When she presented it to her fellow teachers in the second TXESS Revolution professional development academy, most liked it. But being teachers, they couldn’t resist grading it. During her demonstration, the rubber cork on the end of her glass rod popped off and the “core” began to ooze out. The teachers suggested not using the cork because it allowed pressure to build up in the rod. When one of the geologists leading the trainings commented that that sometimes happens at real drill sites with real cores, she felt vindicated.
“Teachers are hard to teach,” she said. “They are a tough audience.”

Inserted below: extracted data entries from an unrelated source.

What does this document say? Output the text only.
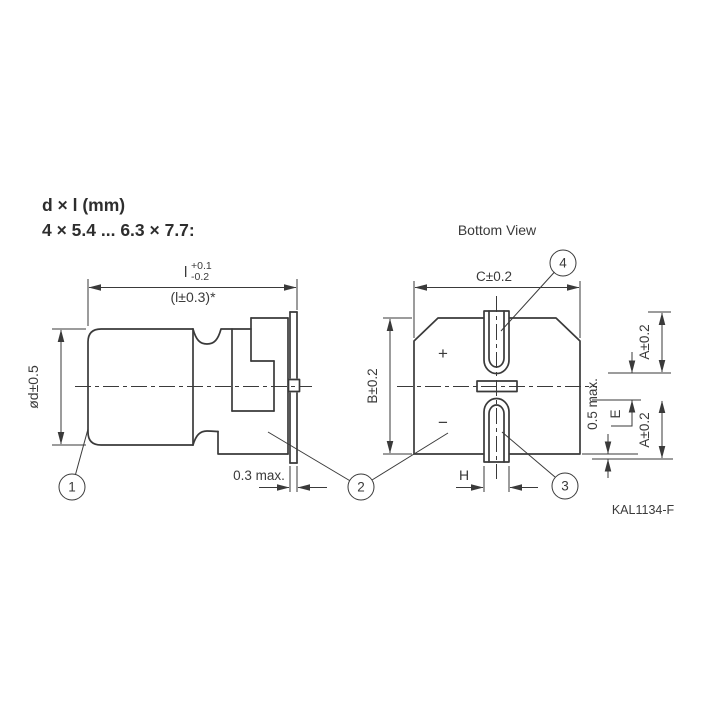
d × l (mm)
4 × 5.4 ... 6.3 × 7.7:	Bottom View
l +0.1
-0.2
(l±0.3)*
ød±0.5
0.3 max.
1	2
+
−
C±0.2
B±0.2
A±0.2
E A±0.2
0.5 max.
H
3
4
KAL1134-F
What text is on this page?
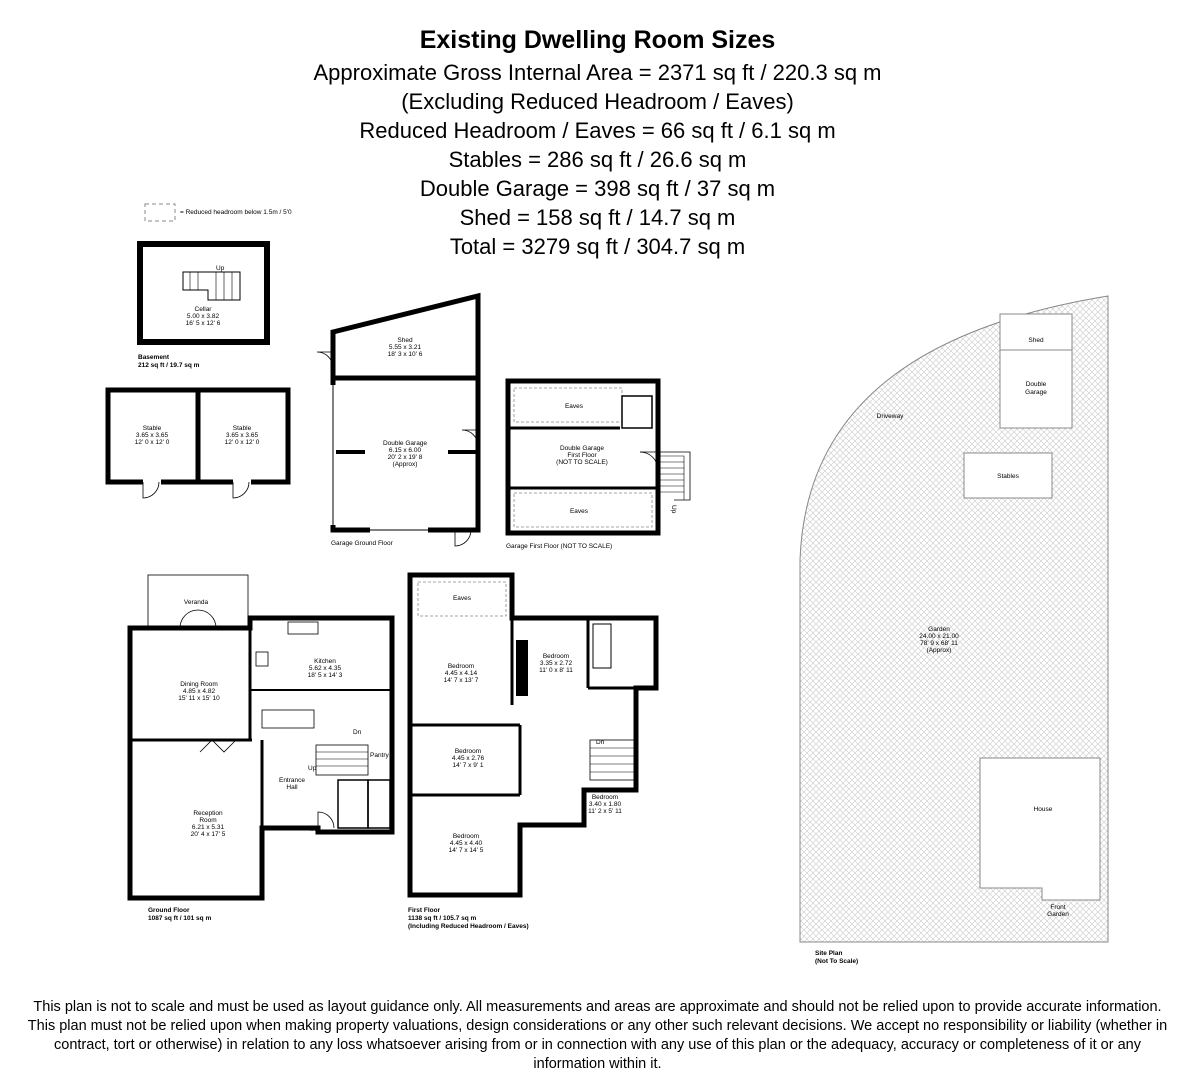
Existing Dwelling Room Sizes
Approximate Gross Internal Area = 2371 sq ft / 220.3 sq m
(Excluding Reduced Headroom / Eaves)
Reduced Headroom / Eaves = 66 sq ft / 6.1 sq m
Stables = 286 sq ft / 26.6 sq m
Double Garage = 398 sq ft / 37 sq m
Shed = 158 sq ft / 14.7 sq m
Total = 3279 sq ft / 304.7 sq m
= Reduced headroom below 1.5m / 5'0
Up
Cellar
5.00 x 3.82
16' 5 x 12' 6
Basement
212 sq ft / 19.7 sq m
Stable
3.65 x 3.65
12' 0 x 12' 0
Stable
3.65 x 3.65
12' 0 x 12' 0
Shed
5.55 x 3.21
18' 3 x 10' 6
Double Garage
6.15 x 6.00
20' 2 x 19' 8
(Approx)
Garage Ground Floor
Eaves
Eaves
Double Garage
First Floor
(NOT TO SCALE)
Up
Garage First Floor (NOT TO SCALE)
Veranda
Dining Room
4.85 x 4.82
15' 11 x 15' 10
Kitchen
5.62 x 4.35
18' 5 x 14' 3
Reception
Room
6.21 x 5.31
20' 4 x 17' 5
Entrance
Hall
Pantry
Dn
Up
IN
Ground Floor
1087 sq ft / 101 sq m
Eaves
Bedroom
4.45 x 4.14
14' 7 x 13' 7
Bedroom
3.35 x 2.72
11' 0 x 8' 11
Bedroom
4.45 x 2.76
14' 7 x 9' 1
Bedroom
3.40 x 1.80
11' 2 x 5' 11
Bedroom
4.45 x 4.40
14' 7 x 14' 5
Dn
First Floor
1138 sq ft / 105.7 sq m
(Including Reduced Headroom / Eaves)
Driveway
Shed
Double
Garage
Stables
Garden
24.00 x 21.00
78' 9 x 68' 11
(Approx)
House
Front
Garden
Site Plan
(Not To Scale)
This plan is not to scale and must be used as layout guidance only. All measurements and areas are approximate and should not be relied upon to provide accurate information. This plan must not be relied upon when making property valuations, design considerations or any other such relevant decisions. We accept no responsibility or liability (whether in contract, tort or otherwise) in relation to any loss whatsoever arising from or in connection with any use of this plan or the adequacy, accuracy or completeness of it or any information within it.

The program received $1.48 million from the National Science Foundation’s Opportunities for Enhancing Diversity in the Geosciences program with matching grants from two divisions within the university: the Jackson School and the Texas Regional Collaboratives for Excellence in Science and Mathematics Teaching within the College of Education.
In addition to the Jackson School and the College of Education, major partners include The University of Texas at Austin’s Department of Petroleum and Geosystems Engineering, TERC and the University of South Florida.